My biggest concerns for a new 3D printer are reliability, print accuracy and the ability to use a wide variety of filaments. It’s probably best to check out reviews or user forums for a particular printer to judge reliability and accuracy. There are a few options to look for to maximize versatility. My first printer was limited to ABS filament due to proprietary filament cartridges, and was frustrating at times because of the difficulty in leveling the bed. I bought it because it was the first pre-assembled printer to sell for $500, and didn’t research it thoroughly. These are the things I would look for now, in no particular order.
All Metal Hot End - Some filaments require higher temperatures and can’t be used with some hot ends that contain non-metal parts. An all metal hot end should take care of any temperature limits.
Heated Glass Bed, easily leveled - Adhesion to the bed is critical to a good print, and most common filaments will adhere well to a heated glass bed. If glue or tape is necessary, glass makes for a nice flat surface to apply it. A level bed plays a big part in adhesion, so the leveling process should be precise and quick. The process of leveling the bed in my first printer was tedious, repetitive and could take an hour to get right. It was by far the most frustrating part of printing. Printing became fun again when I upgraded to an Ultimaker 2 and could easily level the bed in just a minute or so.

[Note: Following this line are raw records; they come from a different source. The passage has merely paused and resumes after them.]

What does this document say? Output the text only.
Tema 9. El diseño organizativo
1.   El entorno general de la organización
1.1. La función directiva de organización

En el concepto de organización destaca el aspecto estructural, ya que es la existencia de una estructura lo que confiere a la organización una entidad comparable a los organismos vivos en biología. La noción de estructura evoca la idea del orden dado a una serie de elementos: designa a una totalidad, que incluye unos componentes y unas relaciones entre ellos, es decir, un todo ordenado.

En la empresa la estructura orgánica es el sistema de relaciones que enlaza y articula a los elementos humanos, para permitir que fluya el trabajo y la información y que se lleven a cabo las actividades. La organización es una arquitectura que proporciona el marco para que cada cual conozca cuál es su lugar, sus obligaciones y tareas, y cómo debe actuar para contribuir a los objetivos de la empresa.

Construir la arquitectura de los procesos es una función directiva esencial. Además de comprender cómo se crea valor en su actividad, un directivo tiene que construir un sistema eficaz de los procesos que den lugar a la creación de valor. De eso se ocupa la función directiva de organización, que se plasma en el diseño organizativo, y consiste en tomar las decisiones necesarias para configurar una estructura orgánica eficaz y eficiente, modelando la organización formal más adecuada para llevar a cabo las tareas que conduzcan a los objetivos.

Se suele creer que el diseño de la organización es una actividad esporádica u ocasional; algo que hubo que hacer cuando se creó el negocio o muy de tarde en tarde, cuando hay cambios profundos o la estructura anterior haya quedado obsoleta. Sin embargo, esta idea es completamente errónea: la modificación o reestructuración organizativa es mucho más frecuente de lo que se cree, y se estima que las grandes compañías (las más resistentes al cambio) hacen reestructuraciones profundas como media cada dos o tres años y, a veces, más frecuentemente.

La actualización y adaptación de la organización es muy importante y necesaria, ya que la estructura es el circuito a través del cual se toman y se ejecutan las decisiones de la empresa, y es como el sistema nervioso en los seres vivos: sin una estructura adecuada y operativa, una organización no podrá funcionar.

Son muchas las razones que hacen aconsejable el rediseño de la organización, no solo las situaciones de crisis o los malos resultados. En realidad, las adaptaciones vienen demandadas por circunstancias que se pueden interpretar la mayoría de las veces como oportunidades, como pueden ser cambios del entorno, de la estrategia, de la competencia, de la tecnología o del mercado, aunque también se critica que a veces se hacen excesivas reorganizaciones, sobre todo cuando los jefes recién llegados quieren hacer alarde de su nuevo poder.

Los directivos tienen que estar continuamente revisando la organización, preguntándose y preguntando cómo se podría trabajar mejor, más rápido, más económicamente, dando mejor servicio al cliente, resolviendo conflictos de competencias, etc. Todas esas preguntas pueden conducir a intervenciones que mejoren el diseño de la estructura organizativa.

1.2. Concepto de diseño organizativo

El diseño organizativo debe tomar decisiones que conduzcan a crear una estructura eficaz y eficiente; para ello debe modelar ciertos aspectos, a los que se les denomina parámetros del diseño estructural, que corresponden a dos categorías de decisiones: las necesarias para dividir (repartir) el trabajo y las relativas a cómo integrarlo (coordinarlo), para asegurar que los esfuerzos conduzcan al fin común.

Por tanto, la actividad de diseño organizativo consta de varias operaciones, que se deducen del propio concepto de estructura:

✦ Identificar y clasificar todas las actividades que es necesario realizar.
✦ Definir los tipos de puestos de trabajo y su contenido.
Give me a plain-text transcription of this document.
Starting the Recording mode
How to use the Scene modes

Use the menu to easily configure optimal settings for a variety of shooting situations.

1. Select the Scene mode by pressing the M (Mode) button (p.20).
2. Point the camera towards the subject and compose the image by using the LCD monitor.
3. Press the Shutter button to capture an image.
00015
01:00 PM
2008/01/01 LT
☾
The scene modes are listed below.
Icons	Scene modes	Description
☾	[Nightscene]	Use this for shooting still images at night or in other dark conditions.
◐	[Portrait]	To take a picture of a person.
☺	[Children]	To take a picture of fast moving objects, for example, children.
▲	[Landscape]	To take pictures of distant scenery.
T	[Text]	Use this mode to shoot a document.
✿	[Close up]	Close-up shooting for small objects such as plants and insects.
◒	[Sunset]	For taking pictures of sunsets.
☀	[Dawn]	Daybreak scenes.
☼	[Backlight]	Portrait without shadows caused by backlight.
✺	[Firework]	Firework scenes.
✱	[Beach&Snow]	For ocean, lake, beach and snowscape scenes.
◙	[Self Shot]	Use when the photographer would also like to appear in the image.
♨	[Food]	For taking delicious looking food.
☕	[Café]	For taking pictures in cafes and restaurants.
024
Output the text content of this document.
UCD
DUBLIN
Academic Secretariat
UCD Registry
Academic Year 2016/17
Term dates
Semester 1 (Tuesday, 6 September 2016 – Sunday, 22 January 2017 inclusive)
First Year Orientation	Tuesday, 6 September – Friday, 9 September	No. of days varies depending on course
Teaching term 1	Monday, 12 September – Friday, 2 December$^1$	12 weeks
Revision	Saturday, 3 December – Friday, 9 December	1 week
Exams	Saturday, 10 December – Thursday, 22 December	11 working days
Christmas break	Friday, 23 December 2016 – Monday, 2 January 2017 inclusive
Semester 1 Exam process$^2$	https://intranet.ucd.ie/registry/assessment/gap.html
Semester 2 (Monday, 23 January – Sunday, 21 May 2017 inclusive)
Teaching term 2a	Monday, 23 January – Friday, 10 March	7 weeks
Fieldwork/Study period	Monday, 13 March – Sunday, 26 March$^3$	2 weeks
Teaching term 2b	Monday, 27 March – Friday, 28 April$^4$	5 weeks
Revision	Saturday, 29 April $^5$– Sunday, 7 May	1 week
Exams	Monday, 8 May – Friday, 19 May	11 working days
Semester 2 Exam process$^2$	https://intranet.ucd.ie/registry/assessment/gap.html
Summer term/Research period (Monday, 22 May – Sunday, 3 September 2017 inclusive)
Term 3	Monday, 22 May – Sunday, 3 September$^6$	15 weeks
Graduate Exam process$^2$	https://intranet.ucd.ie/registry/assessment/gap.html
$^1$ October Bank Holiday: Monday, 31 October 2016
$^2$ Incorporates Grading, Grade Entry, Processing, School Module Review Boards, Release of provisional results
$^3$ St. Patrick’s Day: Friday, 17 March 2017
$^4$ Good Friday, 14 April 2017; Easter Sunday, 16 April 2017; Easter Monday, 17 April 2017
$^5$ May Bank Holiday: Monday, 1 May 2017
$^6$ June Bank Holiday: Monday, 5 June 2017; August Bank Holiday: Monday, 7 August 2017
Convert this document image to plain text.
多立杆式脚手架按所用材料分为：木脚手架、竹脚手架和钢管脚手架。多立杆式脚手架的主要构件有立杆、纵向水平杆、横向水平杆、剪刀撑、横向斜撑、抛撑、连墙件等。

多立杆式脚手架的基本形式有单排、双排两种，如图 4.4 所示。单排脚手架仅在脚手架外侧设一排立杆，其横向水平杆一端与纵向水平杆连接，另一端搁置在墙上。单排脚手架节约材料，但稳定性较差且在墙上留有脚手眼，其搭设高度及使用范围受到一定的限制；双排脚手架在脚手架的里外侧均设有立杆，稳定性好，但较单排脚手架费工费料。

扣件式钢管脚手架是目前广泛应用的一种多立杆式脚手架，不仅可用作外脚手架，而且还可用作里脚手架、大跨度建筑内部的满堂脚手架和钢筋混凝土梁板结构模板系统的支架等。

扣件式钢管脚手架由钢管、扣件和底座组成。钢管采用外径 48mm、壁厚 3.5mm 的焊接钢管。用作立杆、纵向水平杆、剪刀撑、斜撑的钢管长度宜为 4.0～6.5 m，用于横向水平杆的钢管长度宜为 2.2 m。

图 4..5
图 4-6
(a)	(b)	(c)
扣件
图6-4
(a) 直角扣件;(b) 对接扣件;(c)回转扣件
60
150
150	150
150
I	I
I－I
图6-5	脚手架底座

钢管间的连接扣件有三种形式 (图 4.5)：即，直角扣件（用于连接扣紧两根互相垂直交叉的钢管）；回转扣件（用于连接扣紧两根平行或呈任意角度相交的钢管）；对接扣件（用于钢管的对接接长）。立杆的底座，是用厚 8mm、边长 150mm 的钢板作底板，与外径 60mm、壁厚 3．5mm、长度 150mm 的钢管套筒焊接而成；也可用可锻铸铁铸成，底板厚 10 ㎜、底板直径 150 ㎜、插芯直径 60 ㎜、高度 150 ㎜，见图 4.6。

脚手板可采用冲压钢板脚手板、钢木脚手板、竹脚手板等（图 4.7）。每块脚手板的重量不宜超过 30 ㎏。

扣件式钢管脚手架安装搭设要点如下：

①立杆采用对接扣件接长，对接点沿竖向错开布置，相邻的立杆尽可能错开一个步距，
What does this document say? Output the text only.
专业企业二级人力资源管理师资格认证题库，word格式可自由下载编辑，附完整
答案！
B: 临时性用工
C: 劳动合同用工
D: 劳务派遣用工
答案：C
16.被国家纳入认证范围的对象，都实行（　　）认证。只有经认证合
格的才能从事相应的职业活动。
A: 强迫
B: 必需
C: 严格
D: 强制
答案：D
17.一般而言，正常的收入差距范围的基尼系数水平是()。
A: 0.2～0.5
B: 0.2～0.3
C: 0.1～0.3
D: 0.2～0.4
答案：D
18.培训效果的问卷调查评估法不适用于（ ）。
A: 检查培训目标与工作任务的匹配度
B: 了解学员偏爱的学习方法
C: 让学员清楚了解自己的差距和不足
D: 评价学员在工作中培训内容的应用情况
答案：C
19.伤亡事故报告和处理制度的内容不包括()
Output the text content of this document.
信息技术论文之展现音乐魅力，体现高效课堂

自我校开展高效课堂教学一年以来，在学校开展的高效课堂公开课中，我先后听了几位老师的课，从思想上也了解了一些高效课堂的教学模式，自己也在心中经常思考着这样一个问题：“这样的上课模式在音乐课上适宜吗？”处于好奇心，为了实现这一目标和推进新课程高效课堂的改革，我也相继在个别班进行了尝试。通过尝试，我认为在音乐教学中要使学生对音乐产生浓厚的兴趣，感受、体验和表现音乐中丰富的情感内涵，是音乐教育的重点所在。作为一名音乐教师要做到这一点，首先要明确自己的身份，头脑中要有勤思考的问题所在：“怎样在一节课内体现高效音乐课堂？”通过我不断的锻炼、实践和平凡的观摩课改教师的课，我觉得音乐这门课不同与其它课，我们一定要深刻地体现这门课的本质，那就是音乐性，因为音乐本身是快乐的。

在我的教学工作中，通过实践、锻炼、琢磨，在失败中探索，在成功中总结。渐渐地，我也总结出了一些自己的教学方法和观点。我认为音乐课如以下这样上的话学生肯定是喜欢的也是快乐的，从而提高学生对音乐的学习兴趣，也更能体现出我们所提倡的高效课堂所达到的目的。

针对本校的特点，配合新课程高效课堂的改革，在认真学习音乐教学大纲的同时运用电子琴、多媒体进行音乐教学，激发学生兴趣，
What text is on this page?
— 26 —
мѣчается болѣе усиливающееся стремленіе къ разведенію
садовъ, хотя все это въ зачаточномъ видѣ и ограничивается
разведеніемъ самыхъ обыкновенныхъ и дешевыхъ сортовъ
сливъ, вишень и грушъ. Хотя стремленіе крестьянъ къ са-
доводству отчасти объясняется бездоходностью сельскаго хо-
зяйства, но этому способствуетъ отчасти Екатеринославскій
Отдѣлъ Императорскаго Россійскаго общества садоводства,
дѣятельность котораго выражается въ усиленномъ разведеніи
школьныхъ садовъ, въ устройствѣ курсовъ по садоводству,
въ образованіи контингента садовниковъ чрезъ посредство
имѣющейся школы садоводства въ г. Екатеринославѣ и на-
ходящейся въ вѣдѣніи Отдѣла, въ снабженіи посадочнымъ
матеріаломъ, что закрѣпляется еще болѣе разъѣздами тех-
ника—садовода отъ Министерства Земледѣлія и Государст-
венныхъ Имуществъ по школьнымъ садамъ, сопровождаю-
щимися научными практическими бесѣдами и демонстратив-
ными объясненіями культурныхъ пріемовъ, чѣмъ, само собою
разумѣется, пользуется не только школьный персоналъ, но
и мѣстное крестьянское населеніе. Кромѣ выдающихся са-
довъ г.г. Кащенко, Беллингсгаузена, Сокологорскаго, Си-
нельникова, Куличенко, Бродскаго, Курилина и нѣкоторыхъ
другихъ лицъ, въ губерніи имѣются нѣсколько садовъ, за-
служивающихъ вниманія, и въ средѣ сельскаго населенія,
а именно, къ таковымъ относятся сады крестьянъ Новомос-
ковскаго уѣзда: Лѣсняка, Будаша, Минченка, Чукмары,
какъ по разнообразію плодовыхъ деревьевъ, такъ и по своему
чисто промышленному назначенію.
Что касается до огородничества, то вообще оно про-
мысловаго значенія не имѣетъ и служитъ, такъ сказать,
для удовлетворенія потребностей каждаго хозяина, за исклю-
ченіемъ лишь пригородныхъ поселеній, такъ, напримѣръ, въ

Reliable filament feeder - The filament feeder can limit the types of usable filaments. I couldn’t reliably print flexible filaments on my Ultimaker 2 because the feeder mechanism would sometimes chew up the filament to the point it couldn’t be fed forward. Flexible filaments are difficult to print especially with a printer that uses a Bowden tube (i.e. the feeder mechanism is separate from the print head and feeds the filament through a plastic tube into the head), but it had issues with other soft filaments like BronzeFill and nylon as well. I’ve since used a kit to upgrade the machine to an Ultimaker 2+, which addressed the feeder problem as far as I know, but I haven’t tried flexible filaments again. Check reviews and user forums for any known feeder problems. I should have been a little more diligent with the Ultimaker 2, the feeder mechanism was a known issue.
Easy access to the print head - Clogged nozzles can be an issue, particularly when switching between filament types that have different print temperatures. Using cleaning filament can limit clogs, but sometimes it will probably be necessary to use the Atomic Method. This requires feeding filament manually into the print head, so easy access makes the process easier. The ease of changing the nozzle is also a consideration. On some print heads the nozzle can simply be removed with a wrench, while others require some disassembly to access the nozzle. I’ve never had a clog so bad that I had to remove the nozzle, but it’s a possibility. And the ability to easily change to a different size nozzle can be useful in some cases.
An enclosure might be a consideration, but I wouldn’t rule out printers that aren’t enclosed. As others have pointed out, it’s pretty easy to build your own. In addition to being safer, an enclosure can help prevent warping when using filaments like ABS or nylon.
Hope this is helpful and I didn’t repeat advice others have given, I didn’t read all of the replies. Whichever machine you choose, that first successful print is going to be a thrilling moment.